During the Wars of Religions, the town was plundered in 1568 by the Huguenot troop of captain Merle.

The hunting of the Beast of Gévaudan started in Langogne in 1764. During the French Revolution, many religious items were destroyed by fire in the centre of the town in 1793.

The railway station opened in 1860. Langogne is in direct link to Paris and Nimes. That led to the growth of industry (mainly meat industry) and tourism.

The city was liberated in August 1944 by the 1st DB.

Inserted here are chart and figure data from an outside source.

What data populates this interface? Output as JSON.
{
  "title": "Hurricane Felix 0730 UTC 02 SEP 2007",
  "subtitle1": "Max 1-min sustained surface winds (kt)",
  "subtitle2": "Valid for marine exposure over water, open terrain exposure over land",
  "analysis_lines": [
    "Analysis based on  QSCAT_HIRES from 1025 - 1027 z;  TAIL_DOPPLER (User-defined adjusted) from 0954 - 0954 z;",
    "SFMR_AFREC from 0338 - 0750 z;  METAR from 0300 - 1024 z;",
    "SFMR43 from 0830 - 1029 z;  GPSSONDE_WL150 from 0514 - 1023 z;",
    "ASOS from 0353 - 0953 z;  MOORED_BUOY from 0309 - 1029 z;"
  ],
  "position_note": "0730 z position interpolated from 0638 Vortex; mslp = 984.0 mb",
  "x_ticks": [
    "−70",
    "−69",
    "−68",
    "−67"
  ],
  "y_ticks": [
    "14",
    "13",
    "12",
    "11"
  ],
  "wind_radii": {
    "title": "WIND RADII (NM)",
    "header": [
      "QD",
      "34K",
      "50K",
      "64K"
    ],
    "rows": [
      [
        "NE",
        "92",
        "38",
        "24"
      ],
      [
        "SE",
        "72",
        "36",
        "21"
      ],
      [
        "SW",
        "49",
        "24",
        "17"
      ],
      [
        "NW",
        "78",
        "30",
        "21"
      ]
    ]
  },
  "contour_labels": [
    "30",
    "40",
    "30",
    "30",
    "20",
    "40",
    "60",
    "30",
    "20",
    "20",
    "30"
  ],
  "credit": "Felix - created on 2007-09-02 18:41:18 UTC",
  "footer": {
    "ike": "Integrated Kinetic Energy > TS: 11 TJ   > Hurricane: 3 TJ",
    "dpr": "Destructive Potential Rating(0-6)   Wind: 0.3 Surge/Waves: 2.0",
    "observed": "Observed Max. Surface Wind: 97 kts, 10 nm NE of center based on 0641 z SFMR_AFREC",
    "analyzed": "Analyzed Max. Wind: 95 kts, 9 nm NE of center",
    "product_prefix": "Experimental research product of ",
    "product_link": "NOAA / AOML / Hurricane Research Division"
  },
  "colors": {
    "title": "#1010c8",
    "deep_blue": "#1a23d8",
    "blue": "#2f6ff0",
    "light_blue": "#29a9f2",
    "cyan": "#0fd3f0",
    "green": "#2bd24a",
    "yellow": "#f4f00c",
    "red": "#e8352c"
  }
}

A march against the Naussac dam was organized in August 1976, with the attendance of well-known activists of this time.
In 2002, Langogne charcutiers made the “longest sausage” in the world (23 km).

The town owns several medieval pieces of architecture (houses, ramparts, etc.) as well as a noted corned market built in 1743.

Robert Louis Stevenson passed through Langogne on his Travels with a Donkey in the Cévennes on 23 September 1878. He left descriptions of the countryside but nothing on the town itself, though it was the largest on his trip, and the largest on the GR 70, a long-distance footpath that follows Stevenson's route.

Just at the bridge of Langogne, as the long-promised rain was beginning to fall, a lassie of some seven or eight addressed me in the sacramental phrase, ‘D’où’st-ce-que vous venez?’ She did it with so high an air that she set me laughing; and this cut her to the quick. She was evidently one who reckoned on respect, and stood looking after me in silent dudgeon, as I crossed the bridge and entered the county of Gévaudan.

Langogne is the birthplace of Pierre-Victor Galtier, a prominent animal pathologist of the 19th century, professor at the veterinary school of Lyon. His death in 1908 prevented him from being awarded the Nobel Prize for his work on rabies.